Pod koniec czerwca sąd obwodowy w Mińsku skazał na karę śmierci poprzez rozstrzelanie obywatela Niemiec Rico Kriegera. Białoruskie opozycyjne media podały, że mężczyzna ma 30 lat, a ostatnio był zatrudniony w niemieckim Czerwonym Krzyżu.
Informację o karze śmierci dla 30-letniego obywatela Niemiec Rico Kriegera przekazał na Telegramie opozycyjny kanał MotolkoHelp, prowadzony przez aktywistę Antona Motolkę.
Z wpisu wynika, że mężczyzna miał zostać oskarżony o najemnictwo, działalność agenturalną, akt terroryzmu, stworzenie formacji ekstremistycznej, celowe zniszczenie środka transportu i nielegalne działania z bronią.

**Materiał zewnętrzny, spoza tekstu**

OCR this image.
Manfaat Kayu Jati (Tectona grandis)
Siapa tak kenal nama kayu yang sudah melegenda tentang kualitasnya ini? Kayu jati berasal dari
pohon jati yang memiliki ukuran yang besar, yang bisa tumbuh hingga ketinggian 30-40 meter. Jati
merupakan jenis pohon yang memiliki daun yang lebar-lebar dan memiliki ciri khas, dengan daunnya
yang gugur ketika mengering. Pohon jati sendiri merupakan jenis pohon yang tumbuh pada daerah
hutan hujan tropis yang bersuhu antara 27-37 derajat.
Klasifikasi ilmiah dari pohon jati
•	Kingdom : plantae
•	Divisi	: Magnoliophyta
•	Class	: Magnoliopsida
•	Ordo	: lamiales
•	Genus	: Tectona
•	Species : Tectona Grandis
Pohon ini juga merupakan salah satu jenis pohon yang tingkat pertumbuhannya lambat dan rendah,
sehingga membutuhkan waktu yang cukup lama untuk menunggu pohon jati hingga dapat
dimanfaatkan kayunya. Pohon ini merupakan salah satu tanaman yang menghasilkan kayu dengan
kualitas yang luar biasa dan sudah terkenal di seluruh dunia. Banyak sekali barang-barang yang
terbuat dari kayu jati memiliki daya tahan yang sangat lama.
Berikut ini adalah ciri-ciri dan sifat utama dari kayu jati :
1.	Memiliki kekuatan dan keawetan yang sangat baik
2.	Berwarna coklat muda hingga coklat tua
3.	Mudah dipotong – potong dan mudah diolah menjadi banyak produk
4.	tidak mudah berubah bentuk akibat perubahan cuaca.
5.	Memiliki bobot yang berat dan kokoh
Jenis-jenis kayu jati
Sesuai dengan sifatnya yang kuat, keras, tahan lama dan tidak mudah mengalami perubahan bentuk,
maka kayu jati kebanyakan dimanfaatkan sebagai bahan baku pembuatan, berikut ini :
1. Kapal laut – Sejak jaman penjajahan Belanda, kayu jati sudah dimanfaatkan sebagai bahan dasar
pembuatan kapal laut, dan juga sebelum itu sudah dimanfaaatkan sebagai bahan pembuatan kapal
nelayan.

"Wiadomo, że mężczyzna pozostawił w Niemczech małoletnie dziecko. Zwracamy także uwagę, że na chwilę obecną nie wiadomo, czy od wyroku złożono apelację lub protest i czy wszedł on w życie" - pisze autor kanału MotolkoHelp.
Na profilu Rico Kriegera w serwisie LinkedIn widnieje informacja, że jego ostatnim miejscem zatrudnienia był niemiecki Czerwony Krzyż. Mężczyzna pracuje tam od 2021 na stanowisku ratownika medycznego.
Wcześniej, bo w latach 2014-2017, był ochroniarzem w amerykańskiej ambasadzie w Berlinie.
Do sprawy odniosło się również Centrum Obrony Praw Człowieka Wiosna, które podało, że otrzymało potwierdzenie orzeczenia wobec obywatela Niemiec kary śmierci.
Działacze przekazali, że proces prowadził sędzia Aleh Łapieka; od 6 czerwca w sprawie odbyło się 12 rozpraw, a wyrok zapadł 24 czerwca (taką informację podał portal dziennika "Nasza Niwa").
W sprawie głos zabrał niemiecki resort spraw zagranicznych, który poinformował w piątek - w odpowiedzi na pytania mediów - że wie o skazaniu obywatela Niemiec na karę śmierci na Białorusi.
"Federalne Ministerstwo Spraw Zagranicznych i ambasada w Mińsku zapewniają wsparcie konsularne osobie, której sprawa dotyczy i intensywnie angażują się w jej imieniu wobec białoruskich władz" - oświadczyło MSZ w komunikacie.
"Kara śmierci jest okrutną i nieludzką formą kary, którą Niemcy odrzucają w każdych okolicznościach. Prowadzimy ogólnoświatową kampanię na rzecz jej zniesienia i intensywnie sprzeciwiamy się jej wykonywaniu (...)" - stwierdziło MSZ, cytowane przez portal tagesschau.
Białoruś jest jedynym krajem w Europie i postsowieckiej Wspólnocie Niepodległych Państw, gdzie nadal wykonuje się karę śmierci.
Jest ona przewidziana za najcięższe zbrodnie i nie można na nią skazać kobiet oraz mężczyzn powyżej 65. i poniżej 18. roku życia. Wyrok jest wykonywany przez rozstrzelanie.
Według szacunków obrońców praw człowieka, od rozpadu Związku Radzieckiego na Białorusi wykonano około 400 egzekucji.
O zniesienie kary śmierci lub wprowadzenie moratorium na jej wykonywanie niejednokrotnie apelowały do władz Białorusi Unia Europejska, Rada Europy, OBWE i międzynarodowe organizacje obrońców praw człowieka.